According to Bucano, the museum will not be paying rent for the space. He described the agreement as a “long-term lease” with the developers, L+M Development Partners.

On the museum’s Spotfund account (a micro donation platform that allows donations as low as $1 to $3), New York rap legends such as Blow, LL Cool J and Ice T ask hip hop fans for donations. On a star-studded board of trustees and donors, LL Cool J is a cultural ambassador of the museum; and Ice T is a founding member.

“I don’t care if it’s $10, $5, $3, $2, donate something to preserve ours,” rhymes rap legend Kangol Kid in his Spotfund video. Donors can target their donation to a specific hip hop star’s promotion.

So far, the Spotfund donations total just above $2,700. The museum also sells both individual and corporate memberships (which for individuals span between $5 to $25,000) and merchandise, such as T-shirts and hoodies with the logos of the museum.

The price tag for the museum may be high, but museum officials are optimistic about the challenge.

“This started from a seed,” said Renee Foster, national chair of fundraising and development for the museum and a public relations professional. “With millions of hip hop fans worldwide we would be able to raise a lot of money on that site [Spotfund] alone. We are looking to create a database of people all over the world.”

According to culture historians, hip hop was born in the South Bronx under the theoretical pillars of rapping: DJing (aural), b-boying/girling (physical), rap (mental) and graffiti art (visual). This has long been defined by South Bronxite hip hop legend (and museum supporter) Afrika Bambaataa of the Zulu Nation. On tax filings, the Universal Hip Hop Museum claims itself to be under the theoretical fifth pillar: education and knowledge of self. Most of the programs the museum aims to provide are educational; museum educators would collaborate with arts and social science educators in the city’s Department of Education.

“Hip-hop was born in the Bronx, and the inclusion of the Universal Hip-Hop Museum as a part of this project will help showcase our role in the creation of that worldwide cultural movement for generations to come,” said Bronx Borough President Ruben Diaz Jr. in a press release. “Bronx Point is a tremendous step forward for our borough.”

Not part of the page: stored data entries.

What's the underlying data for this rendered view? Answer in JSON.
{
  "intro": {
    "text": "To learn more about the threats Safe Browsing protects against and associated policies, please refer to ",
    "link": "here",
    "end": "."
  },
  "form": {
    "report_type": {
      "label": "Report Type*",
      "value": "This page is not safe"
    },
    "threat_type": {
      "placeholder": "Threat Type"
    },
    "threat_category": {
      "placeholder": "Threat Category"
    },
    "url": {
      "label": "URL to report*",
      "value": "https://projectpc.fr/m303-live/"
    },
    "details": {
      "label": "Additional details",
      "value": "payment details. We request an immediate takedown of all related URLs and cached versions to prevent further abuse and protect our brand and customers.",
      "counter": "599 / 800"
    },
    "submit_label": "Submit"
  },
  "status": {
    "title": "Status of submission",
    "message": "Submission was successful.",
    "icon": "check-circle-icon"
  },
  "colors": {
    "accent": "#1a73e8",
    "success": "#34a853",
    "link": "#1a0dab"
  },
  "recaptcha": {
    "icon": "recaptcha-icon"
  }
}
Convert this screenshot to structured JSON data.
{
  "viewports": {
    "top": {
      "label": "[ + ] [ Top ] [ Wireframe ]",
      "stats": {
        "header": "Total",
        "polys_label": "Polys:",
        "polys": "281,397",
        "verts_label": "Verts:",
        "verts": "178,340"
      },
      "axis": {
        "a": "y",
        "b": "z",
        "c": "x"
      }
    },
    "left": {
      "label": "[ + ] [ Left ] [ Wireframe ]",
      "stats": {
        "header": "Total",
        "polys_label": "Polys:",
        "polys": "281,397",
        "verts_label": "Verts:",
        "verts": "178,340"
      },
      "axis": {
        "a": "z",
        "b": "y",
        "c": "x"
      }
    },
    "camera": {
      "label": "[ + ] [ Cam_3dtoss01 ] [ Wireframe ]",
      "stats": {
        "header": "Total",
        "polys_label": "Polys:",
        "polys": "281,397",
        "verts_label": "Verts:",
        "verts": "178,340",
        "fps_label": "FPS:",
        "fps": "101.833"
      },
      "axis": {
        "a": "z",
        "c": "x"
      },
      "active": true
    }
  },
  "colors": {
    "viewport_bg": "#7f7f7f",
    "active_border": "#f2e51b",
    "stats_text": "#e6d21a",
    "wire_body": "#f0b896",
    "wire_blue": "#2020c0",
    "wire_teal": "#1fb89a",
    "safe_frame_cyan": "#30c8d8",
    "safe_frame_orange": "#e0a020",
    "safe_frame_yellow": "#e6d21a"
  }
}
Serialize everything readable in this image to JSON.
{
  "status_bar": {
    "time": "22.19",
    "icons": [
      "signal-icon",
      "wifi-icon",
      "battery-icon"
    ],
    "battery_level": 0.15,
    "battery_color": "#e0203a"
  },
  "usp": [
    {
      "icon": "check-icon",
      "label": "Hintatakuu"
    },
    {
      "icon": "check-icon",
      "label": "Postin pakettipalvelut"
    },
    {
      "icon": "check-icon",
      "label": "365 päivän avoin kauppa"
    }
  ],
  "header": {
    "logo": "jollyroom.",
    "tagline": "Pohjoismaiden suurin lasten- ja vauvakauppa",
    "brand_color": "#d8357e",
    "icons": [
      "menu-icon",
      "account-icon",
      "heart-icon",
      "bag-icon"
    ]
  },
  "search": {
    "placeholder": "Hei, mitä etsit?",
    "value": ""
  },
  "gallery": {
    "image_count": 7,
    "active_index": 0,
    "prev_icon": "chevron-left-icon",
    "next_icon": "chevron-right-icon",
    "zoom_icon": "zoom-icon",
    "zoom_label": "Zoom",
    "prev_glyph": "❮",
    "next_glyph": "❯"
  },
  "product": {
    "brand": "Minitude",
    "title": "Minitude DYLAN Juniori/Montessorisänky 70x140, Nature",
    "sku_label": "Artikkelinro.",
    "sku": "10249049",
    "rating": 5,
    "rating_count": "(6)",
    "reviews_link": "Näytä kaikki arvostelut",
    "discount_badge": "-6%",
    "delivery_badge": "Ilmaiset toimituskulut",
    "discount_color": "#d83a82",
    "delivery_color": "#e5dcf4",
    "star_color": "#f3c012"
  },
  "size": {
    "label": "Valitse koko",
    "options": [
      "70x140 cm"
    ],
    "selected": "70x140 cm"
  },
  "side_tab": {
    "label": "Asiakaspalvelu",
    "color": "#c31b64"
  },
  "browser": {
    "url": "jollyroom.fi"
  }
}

Another hip hop museum is also being developed in Manhattan, and scheduled to open with its first phase beginning in February 2018. The Harlem Official Hip Hop Hall of Fame + Museum to the World (HHHOF) won a bid for a development site on 125th Street and organizers have proposed building a 20-story complex. Founder JT Thompson, an entrepreneur and real estate developer, has been working on the concept since 1992, and this summer launched a $150 million capital campaign.